Elaine yodeled a blue streak as her tiny hands wrestled with the steering wheel. The car shuddered along on rims and ragged rubber, bucking and swerving like we were riding out a 9.0 earthquake until we finally came to a stop.

Behind us a spike strip – one of those portable road blocks favored by para-military and police around the world – lay across the road. It was placed right at the start of the straightaway so we hadn’t seen it before it was too late; its many sharp hollow metal teeth glinted in the moonlight. A little ways down a driveway, the red strobes of a cop car torched up into fluorescence and began spinning.

“He’s dead, Officer Hoffman,” I called to the man standing next to the police cruiser. “You can be free now, like we talked about. You can be your own man, just like you wanted.”

“I told you before to call me Rick,” he said in reflex.

Then my words registered: “Dead?” he asked, favoring me with that vapid glance-away smile of his. But for all his roving gaze the riot gun was still firmly in his grasp, pressed snug to his shoulder and aimed right at us.

“I get to be the Driver now,” he said to himself in wonder. “I can be as big as the Chief ever was. I’m the one now. I don’t have to be you after all. I don’t even have to like you anymore.” He seemed to ripple; he seemed to grow several inches in height.

A gamut of emotions writhed across Hoffman’s face at the news of his ‘friend’s’ demise: joy and relief and hatred. Then the rapid succession of expressions stopped as he settled on one: a grimace of glee. Throughout, however, the shotgun never wavered.

He looked me right in the eye for the first time in our acquaintance. “Did the Cougar get messed up? Is everything in the house still okay?”

“Rick,” I said, knowing it was a waste of time even as I spoke. “It’s over. We can all go home now.”

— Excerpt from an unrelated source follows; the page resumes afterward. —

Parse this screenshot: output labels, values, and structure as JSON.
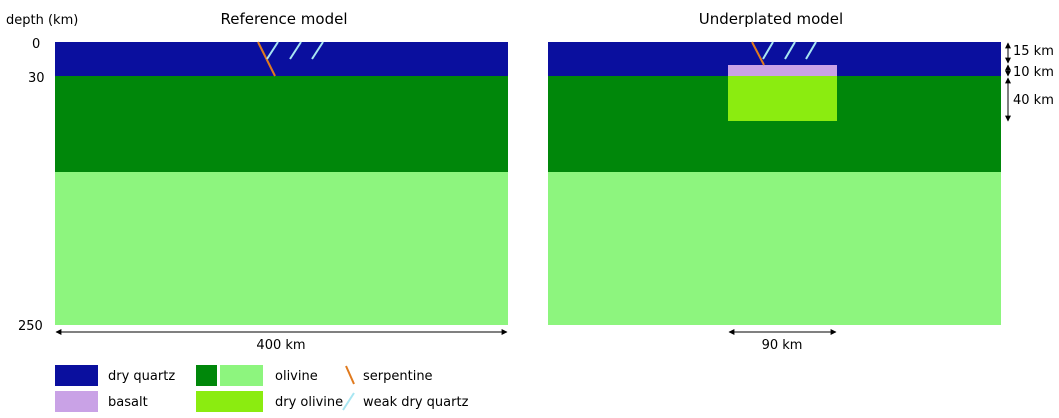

“Oh, no,” Hoffman said. “We're going back up there. To the Chief’s.”

“I wanted to be you,” he said. “But now you’re the one that’s nothing. I’m the Driver from now on.”

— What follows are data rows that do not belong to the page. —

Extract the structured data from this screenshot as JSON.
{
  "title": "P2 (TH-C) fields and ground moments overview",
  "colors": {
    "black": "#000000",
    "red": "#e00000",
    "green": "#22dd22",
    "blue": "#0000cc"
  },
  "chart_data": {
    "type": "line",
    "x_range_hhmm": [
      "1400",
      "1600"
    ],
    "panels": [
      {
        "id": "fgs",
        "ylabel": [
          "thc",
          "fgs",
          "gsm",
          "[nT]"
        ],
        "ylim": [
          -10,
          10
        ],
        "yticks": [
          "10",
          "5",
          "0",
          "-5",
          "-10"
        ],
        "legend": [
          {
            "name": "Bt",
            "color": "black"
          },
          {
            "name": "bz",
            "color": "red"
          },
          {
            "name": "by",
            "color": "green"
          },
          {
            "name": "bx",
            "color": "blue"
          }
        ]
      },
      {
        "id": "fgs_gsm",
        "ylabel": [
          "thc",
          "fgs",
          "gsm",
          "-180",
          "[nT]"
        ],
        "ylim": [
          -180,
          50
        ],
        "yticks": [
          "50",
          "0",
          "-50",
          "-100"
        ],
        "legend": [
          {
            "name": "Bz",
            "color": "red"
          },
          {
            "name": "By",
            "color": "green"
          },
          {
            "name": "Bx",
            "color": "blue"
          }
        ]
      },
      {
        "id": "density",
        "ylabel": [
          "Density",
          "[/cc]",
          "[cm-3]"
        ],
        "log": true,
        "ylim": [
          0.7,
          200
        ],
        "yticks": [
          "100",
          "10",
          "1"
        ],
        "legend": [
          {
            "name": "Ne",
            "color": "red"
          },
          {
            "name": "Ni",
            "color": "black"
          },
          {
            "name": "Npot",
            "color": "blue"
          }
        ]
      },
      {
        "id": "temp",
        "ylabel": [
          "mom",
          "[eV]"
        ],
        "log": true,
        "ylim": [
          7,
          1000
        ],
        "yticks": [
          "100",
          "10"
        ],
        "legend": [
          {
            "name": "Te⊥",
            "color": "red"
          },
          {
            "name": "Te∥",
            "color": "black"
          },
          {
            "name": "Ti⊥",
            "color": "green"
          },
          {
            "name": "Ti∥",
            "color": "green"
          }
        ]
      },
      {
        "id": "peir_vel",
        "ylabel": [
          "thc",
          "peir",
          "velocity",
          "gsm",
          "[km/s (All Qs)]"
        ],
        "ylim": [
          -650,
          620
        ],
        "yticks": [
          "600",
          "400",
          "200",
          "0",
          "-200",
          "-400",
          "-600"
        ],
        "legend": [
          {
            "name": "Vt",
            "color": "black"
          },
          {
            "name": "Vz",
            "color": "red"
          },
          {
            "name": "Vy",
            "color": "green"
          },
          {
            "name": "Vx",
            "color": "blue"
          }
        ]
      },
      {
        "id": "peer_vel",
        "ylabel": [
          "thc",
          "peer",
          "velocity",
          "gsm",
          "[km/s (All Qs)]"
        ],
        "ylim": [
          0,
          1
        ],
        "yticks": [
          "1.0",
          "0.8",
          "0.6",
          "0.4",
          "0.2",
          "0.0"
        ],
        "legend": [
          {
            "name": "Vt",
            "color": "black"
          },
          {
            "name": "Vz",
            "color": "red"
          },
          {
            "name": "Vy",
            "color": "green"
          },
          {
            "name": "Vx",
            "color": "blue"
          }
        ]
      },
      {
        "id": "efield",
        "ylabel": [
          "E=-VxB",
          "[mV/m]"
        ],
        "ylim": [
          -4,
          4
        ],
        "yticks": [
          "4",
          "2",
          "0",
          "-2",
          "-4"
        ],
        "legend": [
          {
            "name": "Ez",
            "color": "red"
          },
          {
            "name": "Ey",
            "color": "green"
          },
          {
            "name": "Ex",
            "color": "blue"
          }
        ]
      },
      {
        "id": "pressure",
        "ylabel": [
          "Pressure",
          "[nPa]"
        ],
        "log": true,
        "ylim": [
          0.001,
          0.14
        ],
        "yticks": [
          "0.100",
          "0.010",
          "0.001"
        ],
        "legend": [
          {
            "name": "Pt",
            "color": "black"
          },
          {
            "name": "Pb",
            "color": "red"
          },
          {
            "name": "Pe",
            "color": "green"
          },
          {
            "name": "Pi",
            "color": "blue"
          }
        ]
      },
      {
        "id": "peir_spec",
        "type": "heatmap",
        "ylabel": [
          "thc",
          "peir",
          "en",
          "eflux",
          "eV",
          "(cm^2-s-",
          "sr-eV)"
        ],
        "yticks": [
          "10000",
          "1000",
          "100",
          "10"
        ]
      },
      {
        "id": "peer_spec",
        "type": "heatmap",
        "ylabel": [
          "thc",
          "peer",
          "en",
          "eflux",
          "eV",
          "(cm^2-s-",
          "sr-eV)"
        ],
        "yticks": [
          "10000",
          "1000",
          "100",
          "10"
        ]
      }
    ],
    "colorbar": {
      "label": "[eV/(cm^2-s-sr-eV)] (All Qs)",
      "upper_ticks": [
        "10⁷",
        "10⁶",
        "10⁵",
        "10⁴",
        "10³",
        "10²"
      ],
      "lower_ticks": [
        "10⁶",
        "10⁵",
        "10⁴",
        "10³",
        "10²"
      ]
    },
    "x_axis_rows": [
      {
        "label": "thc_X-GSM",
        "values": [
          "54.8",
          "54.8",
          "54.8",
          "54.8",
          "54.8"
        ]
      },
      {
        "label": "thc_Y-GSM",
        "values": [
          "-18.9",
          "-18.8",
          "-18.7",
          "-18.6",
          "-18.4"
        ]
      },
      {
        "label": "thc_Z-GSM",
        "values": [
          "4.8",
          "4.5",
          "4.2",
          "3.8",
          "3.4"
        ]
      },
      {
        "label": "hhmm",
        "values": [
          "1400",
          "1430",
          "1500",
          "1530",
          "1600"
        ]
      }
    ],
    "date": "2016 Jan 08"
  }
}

“Rick, I am impressed,” I said, and meant it. “I had your skill levels pegged as sub-par, your antennae a little stubby. I was going to advise you to ramp it up a little next time. But you played us all. Kudos, you won – let it go now.”

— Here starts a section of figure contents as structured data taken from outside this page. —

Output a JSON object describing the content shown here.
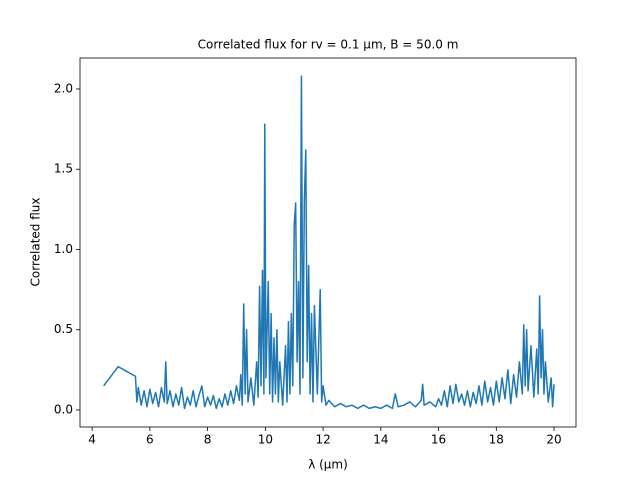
{
  "chart_data": {
    "type": "line",
    "title": "Correlated flux for rv = 0.1 μm, B = 50.0 m",
    "xlabel": "λ (μm)",
    "ylabel": "Correlated flux",
    "xlim": [
      3.58,
      20.76
    ],
    "ylim": [
      -0.106,
      2.193
    ],
    "xticks": [
      4,
      6,
      8,
      10,
      12,
      14,
      16,
      18,
      20
    ],
    "yticks": [
      {
        "value": 0,
        "label": "0.0"
      },
      {
        "value": 0.5,
        "label": "0.5"
      },
      {
        "value": 1,
        "label": "1.0"
      },
      {
        "value": 1.5,
        "label": "1.5"
      },
      {
        "value": 2,
        "label": "2.0"
      }
    ],
    "color": "#1f77b4",
    "x": [
      4.4,
      4.9,
      5.5,
      5.55,
      5.6,
      5.7,
      5.8,
      5.9,
      6.0,
      6.1,
      6.2,
      6.3,
      6.4,
      6.5,
      6.55,
      6.6,
      6.7,
      6.8,
      6.9,
      7.0,
      7.1,
      7.2,
      7.3,
      7.4,
      7.5,
      7.6,
      7.7,
      7.8,
      7.9,
      8.0,
      8.1,
      8.2,
      8.3,
      8.4,
      8.5,
      8.6,
      8.7,
      8.8,
      8.9,
      9.0,
      9.1,
      9.15,
      9.2,
      9.25,
      9.3,
      9.35,
      9.4,
      9.5,
      9.6,
      9.7,
      9.75,
      9.8,
      9.85,
      9.9,
      9.95,
      9.98,
      10.02,
      10.1,
      10.15,
      10.2,
      10.25,
      10.3,
      10.35,
      10.4,
      10.45,
      10.5,
      10.6,
      10.7,
      10.75,
      10.8,
      10.85,
      10.9,
      10.95,
      11.0,
      11.05,
      11.1,
      11.15,
      11.2,
      11.25,
      11.3,
      11.35,
      11.4,
      11.45,
      11.5,
      11.55,
      11.6,
      11.65,
      11.7,
      11.8,
      11.9,
      11.95,
      12.0,
      12.1,
      12.2,
      12.4,
      12.6,
      12.8,
      13.0,
      13.2,
      13.4,
      13.6,
      13.8,
      14.0,
      14.2,
      14.4,
      14.5,
      14.6,
      14.8,
      15.0,
      15.2,
      15.4,
      15.45,
      15.5,
      15.7,
      15.9,
      16.0,
      16.1,
      16.2,
      16.3,
      16.4,
      16.5,
      16.6,
      16.7,
      16.8,
      16.9,
      17.0,
      17.1,
      17.2,
      17.3,
      17.4,
      17.5,
      17.6,
      17.7,
      17.8,
      17.9,
      18.0,
      18.1,
      18.2,
      18.3,
      18.4,
      18.5,
      18.6,
      18.7,
      18.8,
      18.9,
      18.95,
      19.0,
      19.05,
      19.1,
      19.2,
      19.3,
      19.4,
      19.45,
      19.5,
      19.55,
      19.6,
      19.65,
      19.7,
      19.8,
      19.9,
      19.95,
      20.0
    ],
    "values": [
      0.15,
      0.27,
      0.21,
      0.05,
      0.14,
      0.03,
      0.12,
      0.02,
      0.13,
      0.04,
      0.11,
      0.02,
      0.14,
      0.05,
      0.3,
      0.04,
      0.12,
      0.02,
      0.1,
      0.03,
      0.14,
      0.01,
      0.08,
      0.03,
      0.12,
      0.02,
      0.09,
      0.15,
      0.02,
      0.08,
      0.03,
      0.09,
      0.01,
      0.07,
      0.02,
      0.1,
      0.03,
      0.12,
      0.04,
      0.15,
      0.06,
      0.22,
      0.03,
      0.66,
      0.1,
      0.5,
      0.05,
      0.2,
      0.03,
      0.3,
      0.08,
      0.77,
      0.15,
      0.87,
      0.1,
      1.78,
      0.2,
      0.8,
      0.1,
      0.6,
      0.05,
      0.45,
      0.1,
      0.5,
      0.05,
      0.3,
      0.03,
      0.4,
      0.05,
      0.55,
      0.1,
      0.6,
      0.15,
      1.15,
      1.29,
      0.3,
      0.8,
      0.1,
      2.08,
      0.2,
      1.3,
      1.62,
      0.3,
      0.9,
      0.1,
      0.6,
      0.05,
      0.65,
      0.1,
      0.75,
      0.05,
      0.15,
      0.03,
      0.06,
      0.02,
      0.04,
      0.02,
      0.03,
      0.01,
      0.03,
      0.01,
      0.02,
      0.01,
      0.03,
      0.01,
      0.1,
      0.02,
      0.03,
      0.05,
      0.02,
      0.06,
      0.16,
      0.03,
      0.05,
      0.02,
      0.07,
      0.03,
      0.12,
      0.02,
      0.15,
      0.04,
      0.16,
      0.05,
      0.1,
      0.03,
      0.12,
      0.02,
      0.11,
      0.04,
      0.15,
      0.03,
      0.18,
      0.05,
      0.14,
      0.03,
      0.18,
      0.05,
      0.2,
      0.07,
      0.25,
      0.04,
      0.22,
      0.08,
      0.3,
      0.1,
      0.53,
      0.15,
      0.5,
      0.12,
      0.4,
      0.08,
      0.38,
      0.1,
      0.71,
      0.2,
      0.5,
      0.1,
      0.3,
      0.05,
      0.2,
      0.02,
      0.16
    ]
  }
}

Hoffman giggled at my stupidity, but then an appalled expression crossed his face. “Is the Chief really dead? Did you make sure?”

“I saw your graduation portrait in the living room, Rick,” I said, trying to change the subject to matters closer to sane, trying to help him continue pretending to be human. “Just how chummy were you and the Chief?”

But Hoffman just looked at me blankly. My words didn’t really involve him so he didn’t have to pretend he was even listening.

“I finally figured out why Stagger Bay protected the Driver when I saw all those AIDS medications at his house,” I continued, still trying to engage. “It’d cost a fortune to keep him in custody, a guy as advanced as that; maybe it’d even bankrupt Stagger Bay the rest of the way. Was that part of why Reese killed my brother? Because of the money justice would cost?”

“Justice?” he said. “Reese only killed people who wouldn’t be missed. He was always safe with them. He never left evidence or room for suspicion.”

“And the Chief?” he said in adoring tones like he still couldn’t make up his mind how he felt about his dead master. “He did as he wished. You can’t judge him like you do the sheep.”

“What about the Beardsleys, Rick?” I asked. “Were they the right kind of people? What about all the Citizens you’ve killed?”

“Oh, them. The Beardsleys weren’t real Stagger Bay; they’d only lived here ten years. They were newcomers, like you – like your brother,” Hoffman said, his gaze gloating as he studied my face. “And as for the others? We had permission – they deserved to play with me and the Chief.”

“Who gave you permission?” I asked.

“Get out your vehicle.”

Sam and I did so, leaving Elaine and Little Moe in the car. We rounded the Lincoln, fanning out from each other as we rolled up on Hoffman from opposite sides. Sam had Jansen’s Glock in his right hand, held down along his leg and out of Rick’s sight.

“Ah-ah,” Hoffman said. “Close enough.” He didn’t point the riot gun at either of us; instead he aimed it dead between us at Elaine and Little Moe.